My Mum’s Chocolate Pots

Sometimes you realise that your very favourite recipes are the ones you’ve always known. Since I was very small, my mother makes chocolate pots for pudding at dinner parties. She serves them in the pale blue coffee cups that sit at the bottom of the cupboard, for what has always seemed like this exact purpose. The chocolate pot is an interesting little recipe, not quite mousse, not cake or tart, but utterly beguiling, simple and a total luxury.

We had friends to stay this weekend and, in my opinion, this recipe was the standout moment of the weekend. I think I have finally learned that I can’t drink wine and cook 3 course meals at the same time. It’s time for me to say ‘I shan’t have a glass of wine until we’re sat at the table eating’ or ‘sod all 3 courses, let’s ring the Chinese!’ as I pour wine down my throat. But this, which I had prepared earlier in the day pre-wine, was absolutely delicious and so utterly simple. I can attest to this because my mother dictated it to me on the phone and I fit it all on one post-it with a thick black marker. I think it went ‘whisk whites, melt choc, whisk yolk, booze, choc, fold. fridge’.

I used a splash of spiced rum, you couldn’t really taste it but I was afraid to add too much because the people on Come Dine With Me often slip with the bottle and then get very low marks from people complaining about the amount of alcohol. We did decide though that basing life decisions on Come Dine With Me probably wasn’t the wisest.. I think my mum probably uses brandy or rum, something from the back of the cupboard.
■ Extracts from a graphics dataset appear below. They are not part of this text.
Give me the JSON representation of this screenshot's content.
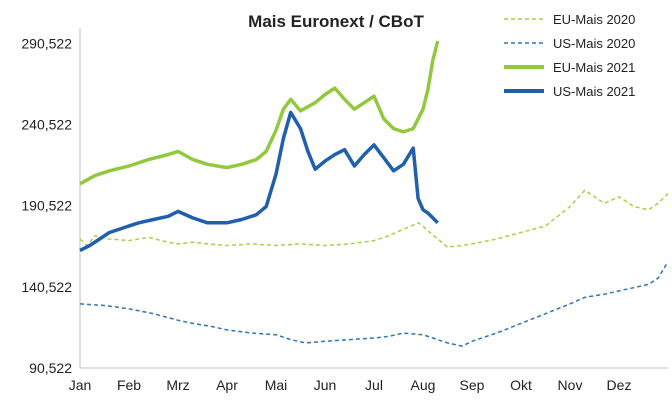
{
  "chart_data": {
    "type": "line",
    "title": "Mais Euronext / CBoT",
    "xlabel": "",
    "ylabel": "",
    "ylim": [
      90.522,
      300
    ],
    "x_domain": [
      0,
      12
    ],
    "yticks": [
      "290,522",
      "240,522",
      "190,522",
      "140,522",
      "90,522"
    ],
    "ytick_values": [
      290.522,
      240.522,
      190.522,
      140.522,
      90.522
    ],
    "xticks": [
      "Jan",
      "Feb",
      "Mrz",
      "Apr",
      "Mai",
      "Jun",
      "Jul",
      "Aug",
      "Sep",
      "Okt",
      "Nov",
      "Dez"
    ],
    "grid": false,
    "legend_position": "top-right",
    "series": [
      {
        "name": "EU-Mais 2020",
        "color": "#a6d14b",
        "style": "dashed",
        "x": [
          0,
          0.15,
          0.3,
          0.6,
          1.0,
          1.4,
          1.8,
          2.0,
          2.3,
          2.6,
          3.0,
          3.5,
          4.0,
          4.5,
          5.0,
          5.5,
          6.0,
          6.3,
          6.6,
          6.9,
          7.0,
          7.1,
          7.3,
          7.5,
          7.8,
          8.0,
          8.5,
          9.0,
          9.5,
          10.0,
          10.3,
          10.7,
          11.0,
          11.3,
          11.6,
          11.8,
          12.0
        ],
        "y": [
          170,
          166,
          172,
          170,
          169,
          171,
          168,
          167,
          168,
          167,
          166,
          167,
          166,
          167,
          166,
          167,
          169,
          172,
          176,
          180,
          178,
          175,
          170,
          165,
          166,
          167,
          170,
          174,
          178,
          190,
          200,
          192,
          196,
          190,
          188,
          192,
          198
        ]
      },
      {
        "name": "US-Mais 2020",
        "color": "#2e75b6",
        "style": "dashed",
        "x": [
          0,
          0.5,
          1.0,
          1.5,
          2.0,
          2.3,
          2.7,
          3.0,
          3.5,
          4.0,
          4.3,
          4.6,
          5.0,
          5.5,
          6.0,
          6.3,
          6.6,
          7.0,
          7.2,
          7.5,
          7.8,
          8.0,
          8.5,
          9.0,
          9.5,
          10.0,
          10.3,
          10.7,
          11.0,
          11.3,
          11.6,
          11.8,
          12.0
        ],
        "y": [
          130,
          129,
          127,
          124,
          120,
          118,
          116,
          114,
          112,
          111,
          108,
          106,
          107,
          108,
          109,
          110,
          112,
          111,
          109,
          106,
          104,
          107,
          112,
          118,
          124,
          130,
          134,
          136,
          138,
          140,
          142,
          146,
          156
        ]
      },
      {
        "name": "EU-Mais 2021",
        "color": "#92c83e",
        "style": "solid",
        "x": [
          0,
          0.3,
          0.6,
          1.0,
          1.4,
          1.8,
          2.0,
          2.3,
          2.6,
          3.0,
          3.3,
          3.6,
          3.8,
          4.0,
          4.15,
          4.3,
          4.5,
          4.8,
          5.0,
          5.2,
          5.4,
          5.6,
          5.8,
          6.0,
          6.2,
          6.4,
          6.6,
          6.8,
          6.9,
          7.0,
          7.1,
          7.2,
          7.3
        ],
        "y": [
          204,
          209,
          212,
          215,
          219,
          222,
          224,
          219,
          216,
          214,
          216,
          219,
          224,
          237,
          250,
          256,
          249,
          254,
          259,
          263,
          256,
          250,
          254,
          258,
          244,
          238,
          236,
          238,
          244,
          250,
          262,
          280,
          292
        ]
      },
      {
        "name": "US-Mais 2021",
        "color": "#1f5fad",
        "style": "solid",
        "x": [
          0,
          0.2,
          0.4,
          0.6,
          0.9,
          1.2,
          1.5,
          1.8,
          2.0,
          2.3,
          2.6,
          3.0,
          3.3,
          3.6,
          3.8,
          4.0,
          4.15,
          4.3,
          4.5,
          4.65,
          4.8,
          5.0,
          5.2,
          5.4,
          5.6,
          5.8,
          6.0,
          6.2,
          6.4,
          6.6,
          6.8,
          6.9,
          7.0,
          7.1,
          7.2,
          7.3
        ],
        "y": [
          163,
          166,
          170,
          174,
          177,
          180,
          182,
          184,
          187,
          183,
          180,
          180,
          182,
          185,
          190,
          210,
          232,
          248,
          238,
          224,
          213,
          218,
          222,
          225,
          215,
          222,
          228,
          220,
          212,
          216,
          226,
          195,
          188,
          186,
          183,
          180
        ]
      }
    ]
  }
}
These chocolate pots require nothing more fancy than a teaspoon and a layer of cream to eat them through. They’re incredibly rich and the texture is quite thick so the cream is actually super important. I can’t imagine a world where cream isn’t super important, to be honest. This is why cows were invented.


Chocolate pots

makes 4 in fairly large ramekins, probably 6-8 in espresso cups

  • 250g dark chocolate, broken
  • 4 eggs, separated into whites and yolks
  • a splash of something boozy, I used Morgan’s spiced
  • 4 ramekins, espresso cups or receptacles (not entirely an ingredient but important to have ready)
  1. Whisk the egg whites in a large bowl, incorporating plenty of air, until they form stiff peaks. An electric whisk or a standalone mixer would be your best friend here.
  2. In a separate bowl, melt the chocolate. I did mine in a microwave for about 2 minutes. I made the mistake of adding the booze post-melt. Mum told me off for this, apparently it’s obvious you should add it before you melt the chocolate… Add it where you feel happiest. If you do add it to the molten chocolate, it makes an interesting hard shell but this disappeared when I whisked in the yolks.
  3. Whisk in the yolks.
  4. Fold the egg whites into the yolky chocolate mixture. Place in ramekins and chill in the fridge.
  5. Avoid giving to the very young or very old as it contains raw egg.